I'll be more careful with that framing.
- dbt-style semantic-layer versions (v1/v2 of a model) - schema migration history - branch-based (Rocky already has branches + replay)
Different design choice for each, so it helps to know which problem you're trying to solve.
ClickHouse is tractable through the Adapter SDK without engine patching. If you can share roughly your model count and workload shape, I can put a real timeline on it. Open to community PRs too.
https://news.ycombinator.com/item?id=47340079
Not saying yours are, but them -- dashes certainly looks like it ;)

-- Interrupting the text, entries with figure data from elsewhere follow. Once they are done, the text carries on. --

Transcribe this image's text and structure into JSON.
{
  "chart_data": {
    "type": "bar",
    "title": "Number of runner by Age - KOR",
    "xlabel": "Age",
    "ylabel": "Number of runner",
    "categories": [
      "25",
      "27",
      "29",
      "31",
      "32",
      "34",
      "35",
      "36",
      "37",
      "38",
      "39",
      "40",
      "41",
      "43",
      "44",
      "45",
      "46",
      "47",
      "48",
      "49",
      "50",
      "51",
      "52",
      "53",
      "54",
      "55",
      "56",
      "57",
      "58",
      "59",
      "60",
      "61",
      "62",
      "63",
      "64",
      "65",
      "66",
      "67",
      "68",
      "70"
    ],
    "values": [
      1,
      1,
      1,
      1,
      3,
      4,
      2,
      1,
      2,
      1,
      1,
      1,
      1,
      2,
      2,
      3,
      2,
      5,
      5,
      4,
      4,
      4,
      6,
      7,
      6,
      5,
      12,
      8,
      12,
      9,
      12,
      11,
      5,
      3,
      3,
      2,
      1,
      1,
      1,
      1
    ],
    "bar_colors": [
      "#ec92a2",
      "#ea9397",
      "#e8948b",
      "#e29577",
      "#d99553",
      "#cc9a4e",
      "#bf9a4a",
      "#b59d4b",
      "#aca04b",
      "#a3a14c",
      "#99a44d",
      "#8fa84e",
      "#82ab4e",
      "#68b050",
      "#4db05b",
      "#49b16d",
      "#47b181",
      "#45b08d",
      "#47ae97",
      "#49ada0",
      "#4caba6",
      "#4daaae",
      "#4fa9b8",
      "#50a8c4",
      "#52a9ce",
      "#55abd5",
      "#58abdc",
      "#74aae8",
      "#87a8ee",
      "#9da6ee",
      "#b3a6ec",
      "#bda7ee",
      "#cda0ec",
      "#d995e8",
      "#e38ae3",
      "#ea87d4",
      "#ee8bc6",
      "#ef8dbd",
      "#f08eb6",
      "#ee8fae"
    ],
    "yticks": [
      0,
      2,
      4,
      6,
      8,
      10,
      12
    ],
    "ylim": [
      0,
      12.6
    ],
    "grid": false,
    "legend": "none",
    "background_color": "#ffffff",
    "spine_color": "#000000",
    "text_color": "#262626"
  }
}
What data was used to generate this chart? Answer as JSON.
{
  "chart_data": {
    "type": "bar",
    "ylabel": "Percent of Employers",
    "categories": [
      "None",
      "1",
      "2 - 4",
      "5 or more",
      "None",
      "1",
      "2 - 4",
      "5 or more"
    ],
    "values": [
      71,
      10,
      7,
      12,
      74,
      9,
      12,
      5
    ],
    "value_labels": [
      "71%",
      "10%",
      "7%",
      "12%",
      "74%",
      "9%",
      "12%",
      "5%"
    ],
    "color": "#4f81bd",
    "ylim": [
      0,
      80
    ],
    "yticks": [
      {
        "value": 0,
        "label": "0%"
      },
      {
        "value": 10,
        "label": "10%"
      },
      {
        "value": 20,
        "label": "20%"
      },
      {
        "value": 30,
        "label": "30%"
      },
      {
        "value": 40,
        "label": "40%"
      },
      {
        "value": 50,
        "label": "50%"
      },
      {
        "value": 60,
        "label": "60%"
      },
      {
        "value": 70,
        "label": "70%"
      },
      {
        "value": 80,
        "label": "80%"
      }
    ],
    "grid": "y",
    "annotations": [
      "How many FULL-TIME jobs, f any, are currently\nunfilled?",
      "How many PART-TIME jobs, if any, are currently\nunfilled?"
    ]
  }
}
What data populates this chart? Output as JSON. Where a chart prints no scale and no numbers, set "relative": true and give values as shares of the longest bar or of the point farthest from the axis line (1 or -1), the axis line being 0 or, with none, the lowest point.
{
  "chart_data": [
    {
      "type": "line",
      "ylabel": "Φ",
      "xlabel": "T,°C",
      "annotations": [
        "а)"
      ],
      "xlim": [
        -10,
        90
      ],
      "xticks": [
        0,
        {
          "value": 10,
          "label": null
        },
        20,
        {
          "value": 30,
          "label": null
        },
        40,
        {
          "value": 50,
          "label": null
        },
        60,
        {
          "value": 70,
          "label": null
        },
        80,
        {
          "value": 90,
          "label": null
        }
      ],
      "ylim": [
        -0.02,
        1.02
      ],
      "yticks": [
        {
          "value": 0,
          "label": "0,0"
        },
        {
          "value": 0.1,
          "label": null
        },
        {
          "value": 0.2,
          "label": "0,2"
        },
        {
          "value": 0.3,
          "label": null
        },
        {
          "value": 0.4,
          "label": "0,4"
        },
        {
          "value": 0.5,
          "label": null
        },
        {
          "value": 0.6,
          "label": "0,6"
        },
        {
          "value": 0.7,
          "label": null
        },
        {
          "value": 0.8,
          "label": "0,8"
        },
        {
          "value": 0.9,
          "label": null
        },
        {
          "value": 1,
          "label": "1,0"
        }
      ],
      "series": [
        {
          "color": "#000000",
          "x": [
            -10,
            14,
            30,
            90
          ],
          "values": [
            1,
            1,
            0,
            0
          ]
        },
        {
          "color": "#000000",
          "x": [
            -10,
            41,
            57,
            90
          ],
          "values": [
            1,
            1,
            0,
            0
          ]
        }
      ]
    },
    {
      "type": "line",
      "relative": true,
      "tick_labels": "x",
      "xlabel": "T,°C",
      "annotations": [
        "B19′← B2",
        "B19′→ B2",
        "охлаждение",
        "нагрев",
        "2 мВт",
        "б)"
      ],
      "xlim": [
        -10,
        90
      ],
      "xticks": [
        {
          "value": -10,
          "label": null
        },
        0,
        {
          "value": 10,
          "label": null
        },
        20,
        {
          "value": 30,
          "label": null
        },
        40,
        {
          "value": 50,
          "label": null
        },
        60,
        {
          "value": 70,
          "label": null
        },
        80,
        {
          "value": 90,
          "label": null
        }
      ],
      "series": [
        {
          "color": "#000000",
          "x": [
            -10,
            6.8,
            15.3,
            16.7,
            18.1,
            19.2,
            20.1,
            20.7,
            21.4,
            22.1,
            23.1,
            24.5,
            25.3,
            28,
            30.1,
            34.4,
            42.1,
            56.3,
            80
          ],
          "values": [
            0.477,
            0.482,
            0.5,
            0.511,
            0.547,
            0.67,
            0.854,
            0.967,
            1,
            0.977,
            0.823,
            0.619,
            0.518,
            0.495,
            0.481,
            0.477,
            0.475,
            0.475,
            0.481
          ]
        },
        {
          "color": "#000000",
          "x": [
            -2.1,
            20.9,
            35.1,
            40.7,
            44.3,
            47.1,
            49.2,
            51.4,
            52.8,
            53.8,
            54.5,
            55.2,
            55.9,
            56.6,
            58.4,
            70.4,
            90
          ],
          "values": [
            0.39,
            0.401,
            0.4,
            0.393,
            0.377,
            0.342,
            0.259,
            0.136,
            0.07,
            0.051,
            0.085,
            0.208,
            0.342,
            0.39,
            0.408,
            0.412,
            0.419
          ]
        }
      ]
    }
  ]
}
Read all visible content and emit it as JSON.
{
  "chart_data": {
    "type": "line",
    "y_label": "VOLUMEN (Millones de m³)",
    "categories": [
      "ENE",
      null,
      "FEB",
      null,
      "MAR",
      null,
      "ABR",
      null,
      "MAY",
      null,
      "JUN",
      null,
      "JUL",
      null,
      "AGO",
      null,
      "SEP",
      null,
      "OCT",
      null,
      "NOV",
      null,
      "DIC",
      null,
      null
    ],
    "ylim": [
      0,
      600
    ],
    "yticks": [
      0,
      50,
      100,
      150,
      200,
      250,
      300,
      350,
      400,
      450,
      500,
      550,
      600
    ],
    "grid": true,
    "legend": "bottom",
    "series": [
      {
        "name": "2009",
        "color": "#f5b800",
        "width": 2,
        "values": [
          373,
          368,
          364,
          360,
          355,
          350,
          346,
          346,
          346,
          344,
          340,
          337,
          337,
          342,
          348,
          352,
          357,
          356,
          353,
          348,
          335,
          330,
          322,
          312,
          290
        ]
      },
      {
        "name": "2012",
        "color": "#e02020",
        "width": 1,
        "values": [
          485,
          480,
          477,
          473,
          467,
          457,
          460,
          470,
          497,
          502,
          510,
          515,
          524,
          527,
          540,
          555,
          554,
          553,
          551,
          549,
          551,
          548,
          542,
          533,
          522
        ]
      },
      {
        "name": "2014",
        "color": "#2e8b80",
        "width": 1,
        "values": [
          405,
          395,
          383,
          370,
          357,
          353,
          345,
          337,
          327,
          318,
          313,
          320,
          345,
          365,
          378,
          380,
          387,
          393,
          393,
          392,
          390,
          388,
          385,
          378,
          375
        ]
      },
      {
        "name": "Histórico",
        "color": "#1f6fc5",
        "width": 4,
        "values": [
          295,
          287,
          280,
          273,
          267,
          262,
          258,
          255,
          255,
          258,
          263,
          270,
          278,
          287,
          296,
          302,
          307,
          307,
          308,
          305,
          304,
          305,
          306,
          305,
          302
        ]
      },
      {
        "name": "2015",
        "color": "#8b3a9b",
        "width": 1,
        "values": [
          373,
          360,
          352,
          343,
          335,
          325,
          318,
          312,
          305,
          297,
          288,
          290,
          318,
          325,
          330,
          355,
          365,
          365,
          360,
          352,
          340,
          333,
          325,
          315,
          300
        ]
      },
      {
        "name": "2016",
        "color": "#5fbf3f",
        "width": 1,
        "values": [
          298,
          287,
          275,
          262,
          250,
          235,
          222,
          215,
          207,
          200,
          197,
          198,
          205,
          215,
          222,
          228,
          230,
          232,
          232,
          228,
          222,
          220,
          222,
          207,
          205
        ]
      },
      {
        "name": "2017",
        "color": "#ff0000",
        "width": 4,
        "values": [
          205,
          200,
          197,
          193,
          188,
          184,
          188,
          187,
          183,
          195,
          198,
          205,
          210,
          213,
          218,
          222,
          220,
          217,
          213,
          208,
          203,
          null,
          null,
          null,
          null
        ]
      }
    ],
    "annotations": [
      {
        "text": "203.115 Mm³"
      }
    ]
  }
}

On the schema-grounded AI angle: agreed. The failure mode you describe — structurally valid SQL that joins on the wrong key or aggregates at the wrong grain because the model hallucinated a relationship — is exactly what the compiler is positioned to catch. AI-generated SQL runs through the type checker before it can land, so suggestions that don't validate against the actual DAG never reach the user. NL-to-SQL tools that integrate a compile step would close exactly the gap you're pointing at.
On your two questions:
1. Branch isolation for stateful models — mixed answer, and worth being honest about:
2. Cost attribution. Both bytes scanned and duration are captured per-model in the run record (`bytes_scanned` and duration on `RunRecord`). Budget gating today is on cost (USD) and duration — `max_usd` and `max_duration_ms` in `[budget]` blocks in `rocky.toml`, as independent thresholds. A direct bytes-scanned budget threshold isn't gateable today; the bytes are in the run record for analysis but you can't currently fail CI on "this run scanned more than N TB". Reasonable extension if there's demand.